Герлин не могла с этим не согласиться. Даже переедание на пиршествах, которые устраивал епископ каждый вечер, не помогало, поскольку во время поста угощения не были сытными. Дитрих постоянно мерз и старался прислушиваться к разговорам других гостей, вместо того чтобы как следует поесть. Юный граф хотел побольше узнать о политических заговорах и интригах касательно распределения земель, назначения епископов, Рейхстага и коронации короля.
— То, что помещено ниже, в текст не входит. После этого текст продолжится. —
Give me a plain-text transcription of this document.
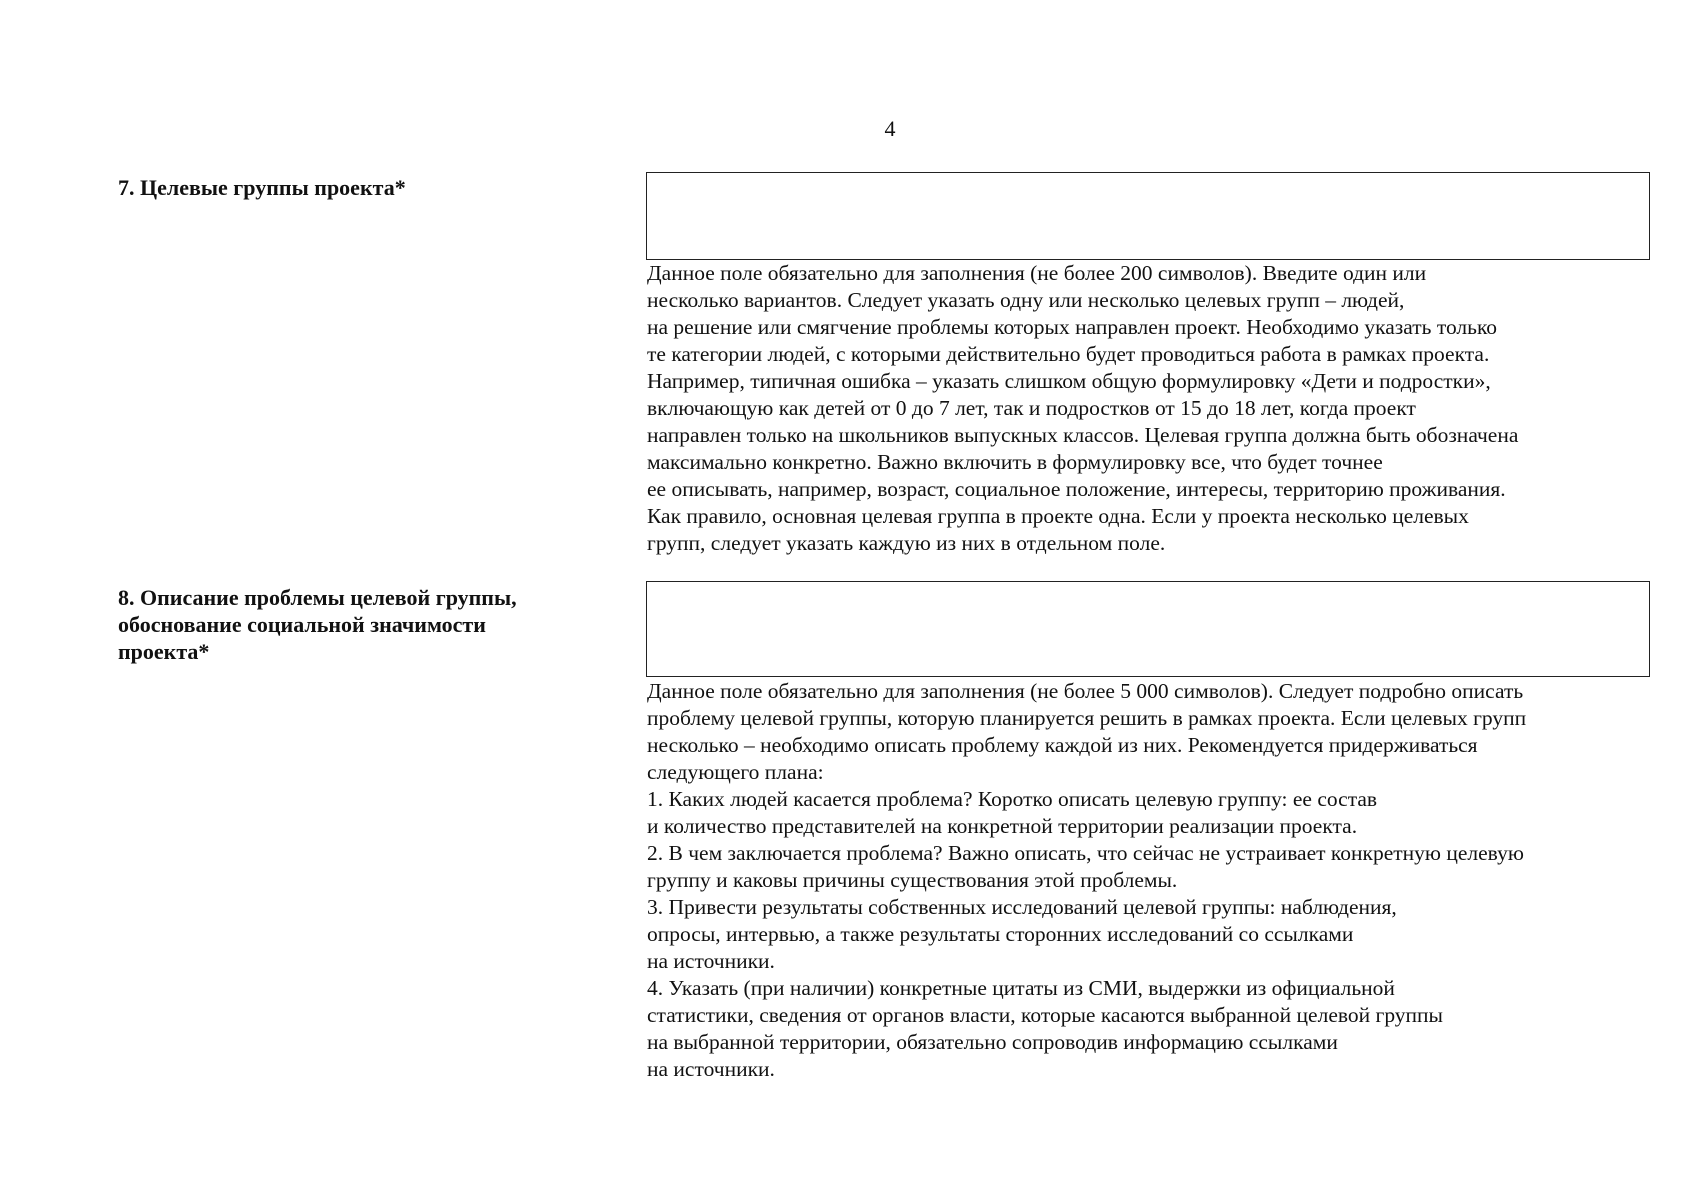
4
7. Целевые группы проекта*
Данное поле обязательно для заполнения (не более 200 символов). Введите один или
несколько вариантов. Следует указать одну или несколько целевых групп – людей,
на решение или смягчение проблемы которых направлен проект. Необходимо указать только
те категории людей, с которыми действительно будет проводиться работа в рамках проекта.
Например, типичная ошибка – указать слишком общую формулировку «Дети и подростки»,
включающую как детей от 0 до 7 лет, так и подростков от 15 до 18 лет, когда проект
направлен только на школьников выпускных классов. Целевая группа должна быть обозначена
максимально конкретно. Важно включить в формулировку все, что будет точнее
ее описывать, например, возраст, социальное положение, интересы, территорию проживания.
Как правило, основная целевая группа в проекте одна. Если у проекта несколько целевых
групп, следует указать каждую из них в отдельном поле.
8. Описание проблемы целевой группы,
обоснование социальной значимости
проекта*
Данное поле обязательно для заполнения (не более 5 000 символов). Следует подробно описать
проблему целевой группы, которую планируется решить в рамках проекта. Если целевых групп
несколько – необходимо описать проблему каждой из них. Рекомендуется придерживаться
следующего плана:
1. Каких людей касается проблема? Коротко описать целевую группу: ее состав
и количество представителей на конкретной территории реализации проекта.
2. В чем заключается проблема? Важно описать, что сейчас не устраивает конкретную целевую
группу и каковы причины существования этой проблемы.
3. Привести результаты собственных исследований целевой группы: наблюдения,
опросы, интервью, а также результаты сторонних исследований со ссылками
на источники.
4. Указать (при наличии) конкретные цитаты из СМИ, выдержки из официальной
статистики, сведения от органов власти, которые касаются выбранной целевой группы
на выбранной территории, обязательно сопроводив информацию ссылками
на источники.
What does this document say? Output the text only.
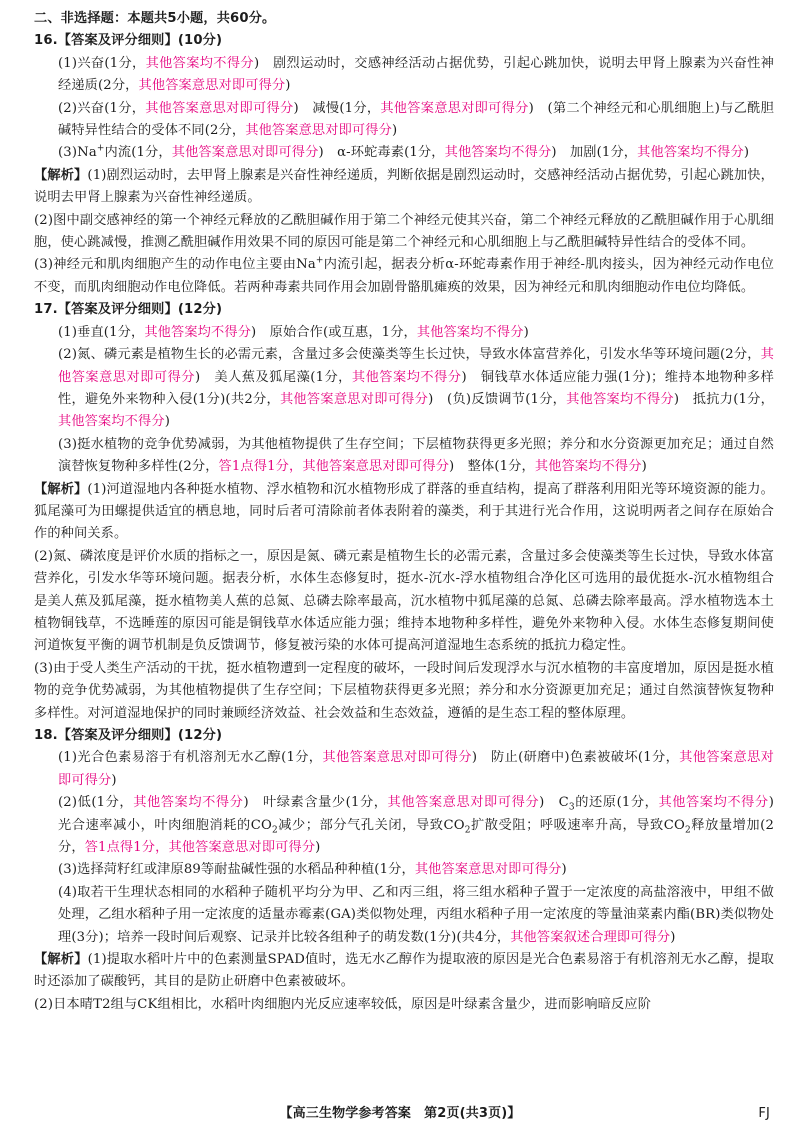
二、非选择题：本题共5小题，共60分。
16.【答案及评分细则】(10分)

(1)兴奋(1分，其他答案均不得分)　剧烈运动时，交感神经活动占据优势，引起心跳加快，说明去甲肾上腺素为兴奋性神经递质(2分，其他答案意思对即可得分)

(2)兴奋(1分，其他答案意思对即可得分)　减慢(1分，其他答案意思对即可得分)　(第二个神经元和心肌细胞上)与乙酰胆碱特异性结合的受体不同(2分，其他答案意思对即可得分)

(3)Na+内流(1分，其他答案意思对即可得分)　α-环蛇毒素(1分，其他答案均不得分)　加剧(1分，其他答案均不得分)

【解析】(1)剧烈运动时，去甲肾上腺素是兴奋性神经递质，判断依据是剧烈运动时，交感神经活动占据优势，引起心跳加快，说明去甲肾上腺素为兴奋性神经递质。

(2)图中副交感神经的第一个神经元释放的乙酰胆碱作用于第二个神经元使其兴奋，第二个神经元释放的乙酰胆碱作用于心肌细胞，使心跳减慢，推测乙酰胆碱作用效果不同的原因可能是第二个神经元和心肌细胞上与乙酰胆碱特异性结合的受体不同。

(3)神经元和肌肉细胞产生的动作电位主要由Na+内流引起，据表分析α-环蛇毒素作用于神经-肌肉接头，因为神经元动作电位不变，而肌肉细胞动作电位降低。若两种毒素共同作用会加剧骨骼肌瘫痪的效果，因为神经元和肌肉细胞动作电位均降低。

17.【答案及评分细则】(12分)

(1)垂直(1分，其他答案均不得分)　原始合作(或互惠，1分，其他答案均不得分)

(2)氮、磷元素是植物生长的必需元素，含量过多会使藻类等生长过快，导致水体富营养化，引发水华等环境问题(2分，其他答案意思对即可得分)　美人蕉及狐尾藻(1分，其他答案均不得分)　铜钱草水体适应能力强(1分)；维持本地物种多样性，避免外来物种入侵(1分)(共2分，其他答案意思对即可得分)　(负)反馈调节(1分，其他答案均不得分)　抵抗力(1分，其他答案均不得分)

(3)挺水植物的竞争优势减弱，为其他植物提供了生存空间；下层植物获得更多光照；养分和水分资源更加充足；通过自然演替恢复物种多样性(2分，答1点得1分，其他答案意思对即可得分)　整体(1分，其他答案均不得分)

【解析】(1)河道湿地内各种挺水植物、浮水植物和沉水植物形成了群落的垂直结构，提高了群落利用阳光等环境资源的能力。狐尾藻可为田螺提供适宜的栖息地，同时后者可清除前者体表附着的藻类，利于其进行光合作用，这说明两者之间存在原始合作的种间关系。

(2)氮、磷浓度是评价水质的指标之一，原因是氮、磷元素是植物生长的必需元素，含量过多会使藻类等生长过快，导致水体富营养化，引发水华等环境问题。据表分析，水体生态修复时，挺水-沉水-浮水植物组合净化区可选用的最优挺水-沉水植物组合是美人蕉及狐尾藻，挺水植物美人蕉的总氮、总磷去除率最高，沉水植物中狐尾藻的总氮、总磷去除率最高。浮水植物选本土植物铜钱草，不选睡莲的原因可能是铜钱草水体适应能力强；维持本地物种多样性，避免外来物种入侵。水体生态修复期间使河道恢复平衡的调节机制是负反馈调节，修复被污染的水体可提高河道湿地生态系统的抵抗力稳定性。

(3)由于受人类生产活动的干扰，挺水植物遭到一定程度的破坏，一段时间后发现浮水与沉水植物的丰富度增加，原因是挺水植物的竞争优势减弱，为其他植物提供了生存空间；下层植物获得更多光照；养分和水分资源更加充足；通过自然演替恢复物种多样性。对河道湿地保护的同时兼顾经济效益、社会效益和生态效益，遵循的是生态工程的整体原理。

18.【答案及评分细则】(12分)

(1)光合色素易溶于有机溶剂无水乙醇(1分，其他答案意思对即可得分)　防止(研磨中)色素被破坏(1分，其他答案意思对即可得分)

(2)低(1分，其他答案均不得分)　叶绿素含量少(1分，其他答案意思对即可得分)　$C_3$的还原(1分，其他答案均不得分)　光合速率减小，叶肉细胞消耗的$CO_2$减少；部分气孔关闭，导致$CO_2$扩散受阻；呼吸速率升高，导致$CO_2$释放量增加(2分，答1点得1分，其他答案意思对即可得分)

(3)选择菏籽红或津原89等耐盐碱性强的水稻品种种植(1分，其他答案意思对即可得分)

(4)取若干生理状态相同的水稻种子随机平均分为甲、乙和丙三组，将三组水稻种子置于一定浓度的高盐溶液中，甲组不做处理，乙组水稻种子用一定浓度的适量赤霉素(GA)类似物处理，丙组水稻种子用一定浓度的等量油菜素内酯(BR)类似物处理(3分)；培养一段时间后观察、记录并比较各组种子的萌发数(1分)(共4分，其他答案叙述合理即可得分)

【解析】(1)提取水稻叶片中的色素测量SPAD值时，选无水乙醇作为提取液的原因是光合色素易溶于有机溶剂无水乙醇，提取时还添加了碳酸钙，其目的是防止研磨中色素被破坏。

(2)日本晴T2组与CK组相比，水稻叶肉细胞内光反应速率较低，原因是叶绿素含量少，进而影响暗反应阶

【高三生物学参考答案　第2页(共3页)】	FJ
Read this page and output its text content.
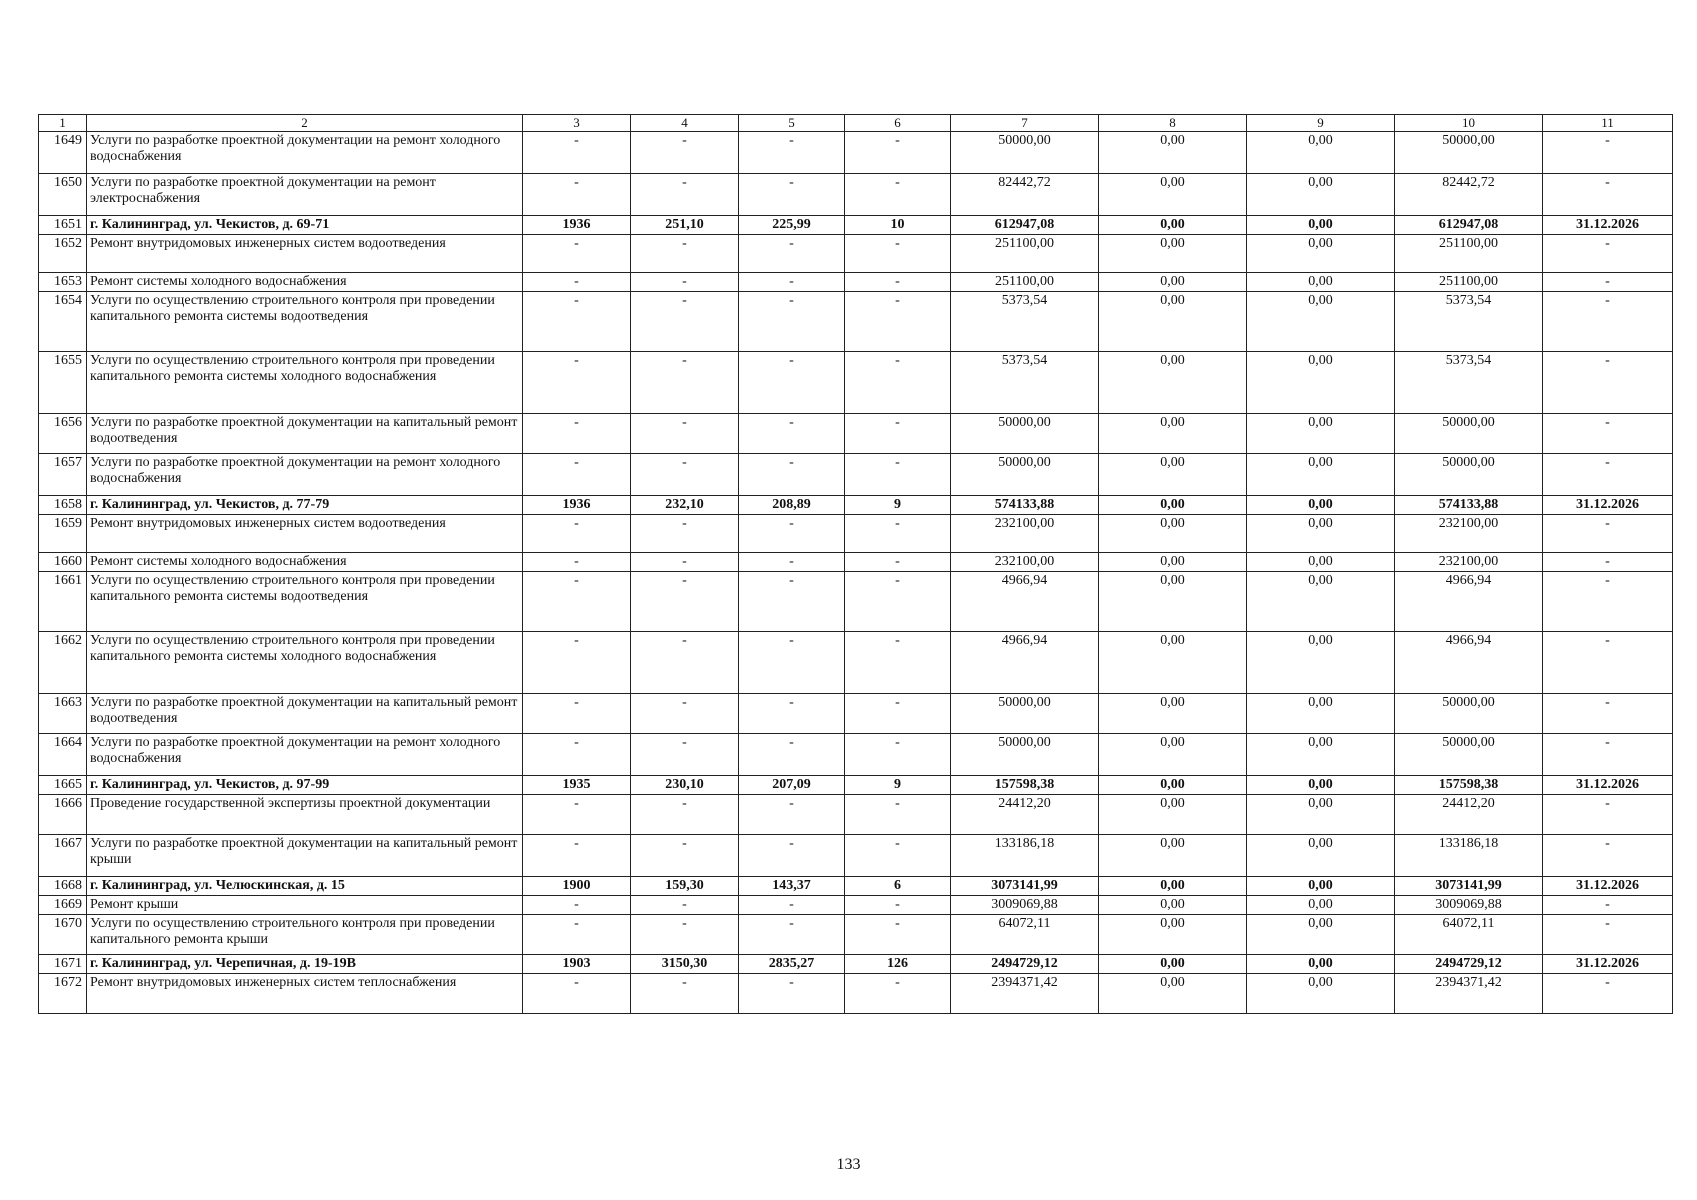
1	2	3	4	5	6	7	8	9	10	11
1649	Услуги по разработке проектной документации на ремонт холодного водоснабжения	-	-	-	-	50000,00	0,00	0,00	50000,00	-
1650	Услуги по разработке проектной документации на ремонт электроснабжения	-	-	-	-	82442,72	0,00	0,00	82442,72	-
1651	г. Калининград, ул. Чекистов, д. 69-71	1936	251,10	225,99	10	612947,08	0,00	0,00	612947,08	31.12.2026
1652	Ремонт внутридомовых инженерных систем водоотведения	-	-	-	-	251100,00	0,00	0,00	251100,00	-
1653	Ремонт системы холодного водоснабжения	-	-	-	-	251100,00	0,00	0,00	251100,00	-
1654	Услуги по осуществлению строительного контроля при проведении капитального ремонта системы водоотведения	-	-	-	-	5373,54	0,00	0,00	5373,54	-
1655	Услуги по осуществлению строительного контроля при проведении капитального ремонта системы холодного водоснабжения	-	-	-	-	5373,54	0,00	0,00	5373,54	-
1656	Услуги по разработке проектной документации на капитальный ремонт водоотведения	-	-	-	-	50000,00	0,00	0,00	50000,00	-
1657	Услуги по разработке проектной документации на ремонт холодного водоснабжения	-	-	-	-	50000,00	0,00	0,00	50000,00	-
1658	г. Калининград, ул. Чекистов, д. 77-79	1936	232,10	208,89	9	574133,88	0,00	0,00	574133,88	31.12.2026
1659	Ремонт внутридомовых инженерных систем водоотведения	-	-	-	-	232100,00	0,00	0,00	232100,00	-
1660	Ремонт системы холодного водоснабжения	-	-	-	-	232100,00	0,00	0,00	232100,00	-
1661	Услуги по осуществлению строительного контроля при проведении капитального ремонта системы водоотведения	-	-	-	-	4966,94	0,00	0,00	4966,94	-
1662	Услуги по осуществлению строительного контроля при проведении капитального ремонта системы холодного водоснабжения	-	-	-	-	4966,94	0,00	0,00	4966,94	-
1663	Услуги по разработке проектной документации на капитальный ремонт водоотведения	-	-	-	-	50000,00	0,00	0,00	50000,00	-
1664	Услуги по разработке проектной документации на ремонт холодного водоснабжения	-	-	-	-	50000,00	0,00	0,00	50000,00	-
1665	г. Калининград, ул. Чекистов, д. 97-99	1935	230,10	207,09	9	157598,38	0,00	0,00	157598,38	31.12.2026
1666	Проведение государственной экспертизы проектной документации	-	-	-	-	24412,20	0,00	0,00	24412,20	-
1667	Услуги по разработке проектной документации на капитальный ремонт крыши	-	-	-	-	133186,18	0,00	0,00	133186,18	-
1668	г. Калининград, ул. Челюскинская, д. 15	1900	159,30	143,37	6	3073141,99	0,00	0,00	3073141,99	31.12.2026
1669	Ремонт крыши	-	-	-	-	3009069,88	0,00	0,00	3009069,88	-
1670	Услуги по осуществлению строительного контроля при проведении капитального ремонта крыши	-	-	-	-	64072,11	0,00	0,00	64072,11	-
1671	г. Калининград, ул. Черепичная, д. 19-19В	1903	3150,30	2835,27	126	2494729,12	0,00	0,00	2494729,12	31.12.2026
1672	Ремонт внутридомовых инженерных систем теплоснабжения	-	-	-	-	2394371,42	0,00	0,00	2394371,42	-
133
Воодушевленно рассказывал он Герлин о планах мести Ричарда Львиное Сердце французскому королю. Англичанин готовил нападение на Нормандию. Герлин это мало интересовало. Она больше заботилась о том, как вырвать юного супруга из лап епископа. По ее мнению, верующий Дитрих чересчур усердствовал в праздничных мероприятиях, приуроченных к Пасхе.

– Если бы ты отказался хотя бы от омовения ног, – уговаривала она его. – Я не понимаю, почему ты обязательно должен это делать, этот ритуал должен совершать священник, читающий мессу, – в нашем случае епископ.

Обычай омовения ног воспроизводил действия Иисуса во время Тайной вечери, однако священникам следовало бы научиться смирению и вспомнить о своих служебных обязанностях. Епископ Бамберга пригласил для этого ритуала нищих с улицы – и Герлин была уверена, что он не слишком радовался служению им.

– Он бы охотно променял грязные ноги этих прокаженных на другие! – озвучил Флорис ее мысли. – Господин Соломон вышел бы из себя, если бы узнал, как близко к вам находятся отбросы общества. Если это правда, что можно заразиться болячкой, дотронувшись до больного…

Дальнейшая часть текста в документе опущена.